Tuesday, March 7, 2017
REMEMBERING ROBERT OSBORNE
(May 3, 1932 - March 6, 2017)
Once again, I've chosen to briefly interrupt the normal flow of my blog so I can pay my own personal tribute to film historian Robert Osborne, host of Turner Classic Movies, who died yesterday at the age of eighty-four.
As a kid growing up in the late 1970s and early 1980s, one of the weekly television broadcasts I remained faithful to was the ABC Sunday Night Movie. At a time when movie collecting was either not available yet or simply too expensive for most people, theatrical motion pictures that aired on television were the best thing a kid like me could get in order to watch movies at home when he was being raised by parents who were too damn cheap to pay for HBO! As each movie began every Sunday, voice-host Ernie Anderson was there to not only introduce the movie that was about to be aired, but enthusiastically made it known to viewers that the movie was something to be experienced and shared. His introductions accompanied with scenes from the movie were there to psych you up and get you excited for what was to come. Today, all of that simply doesn't exist anymore. Oh sure, movies are still aired on cable television stations, but the beginning of one movie tends to overlap the end credits of another as we're forced to watch multiple mini-boxes on our TV screen that also include the so-called rating of what we're about to watch. It's all so mindless and completely impersonal.

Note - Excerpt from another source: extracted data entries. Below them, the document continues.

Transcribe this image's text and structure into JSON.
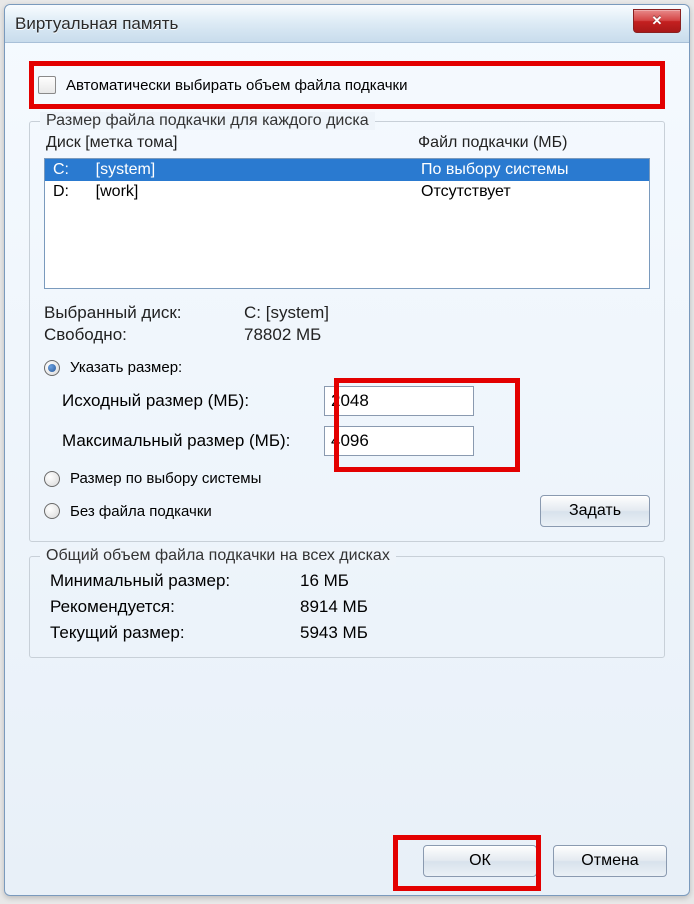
{
  "titlebar": {
    "title": "Виртуальная память",
    "close_icon": "✕"
  },
  "auto_checkbox": {
    "label": "Автоматически выбирать объем файла подкачки",
    "checked": false
  },
  "group_per_drive": {
    "title": "Размер файла подкачки для каждого диска",
    "header_drive": "Диск [метка тома]",
    "header_pagefile": "Файл подкачки (МБ)",
    "rows": [
      {
        "drive": "C:      [system]",
        "pagefile": "По выбору системы",
        "selected": true
      },
      {
        "drive": "D:      [work]",
        "pagefile": "Отсутствует",
        "selected": false
      }
    ],
    "selected_drive_label": "Выбранный диск:",
    "selected_drive_value": "C:  [system]",
    "free_label": "Свободно:",
    "free_value": "78802 МБ",
    "radio_custom": "Указать размер:",
    "initial_size_label": "Исходный размер (МБ):",
    "initial_size_value": "2048",
    "max_size_label": "Максимальный размер (МБ):",
    "max_size_value": "4096",
    "radio_system": "Размер по выбору системы",
    "radio_none": "Без файла подкачки",
    "set_button": "Задать"
  },
  "group_totals": {
    "title": "Общий объем файла подкачки на всех дисках",
    "min_label": "Минимальный размер:",
    "min_value": "16 МБ",
    "rec_label": "Рекомендуется:",
    "rec_value": "8914 МБ",
    "cur_label": "Текущий размер:",
    "cur_value": "5943 МБ"
  },
  "footer": {
    "ok": "ОК",
    "cancel": "Отмена"
  }
}
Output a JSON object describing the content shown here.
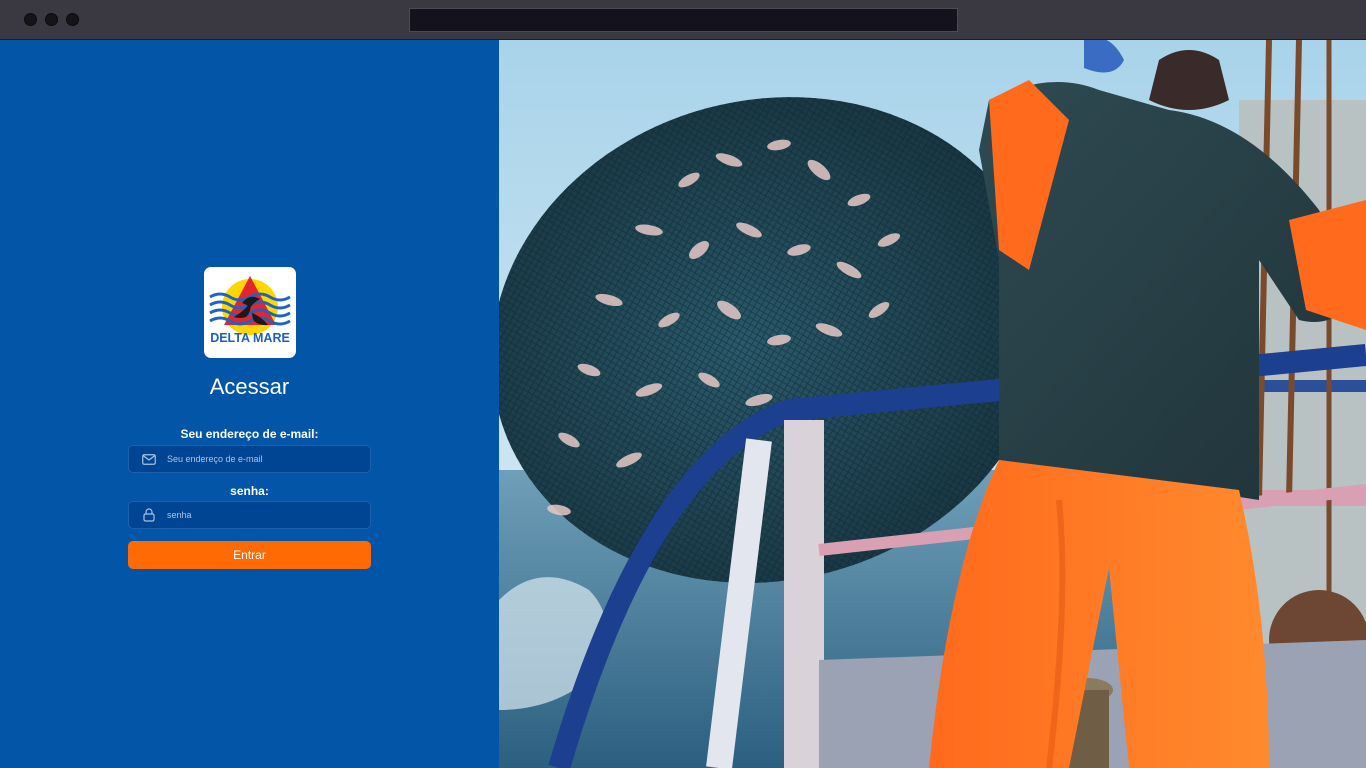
{
  "logo": {
    "text": "DELTA MARE"
  },
  "login": {
    "title": "Acessar",
    "email_label": "Seu endereço de e-mail:",
    "email_placeholder": "Seu endereço de e-mail",
    "password_label": "senha:",
    "password_placeholder": "senha",
    "submit_label": "Entrar"
  },
  "colors": {
    "panel": "#0355a8",
    "field": "#004593",
    "button": "#ff6a05"
  },
  "icons": {
    "email": "envelope-icon",
    "password": "lock-icon"
  }
}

And then there was TURNER CLASSIC MOVIES which was first launched in April 1994. The best in classic motion pictures without edits or interruptions, and introduced by host Robert Osborne. With his friendly and charming personality that shone brightly through his obvious love of cinema, the viewer was not only educated on points of the film about to air both before and after the broadcast, but was also made to feel as if they were part of a genuinely worthwhile experience to be savored and cherished. We were about to watch a movie together and we could feel good about ourselves for having chosen to take the time out of our busy lives to sit down and share it with someone who knew things about the art of cinema that perhaps we did not...someone like Robert Osborne. He was, I'd say, the Ernie Anderson of my adulthood, though much more than just a voice; a presence of knowledge and joy in the world of movies.
I'll miss watching and listening to him. He was the only voice I truly enjoyed listening to on the only TV channel worth watching anymore, in my opinion. Now he's gone. Thank you for the great memories, Robert!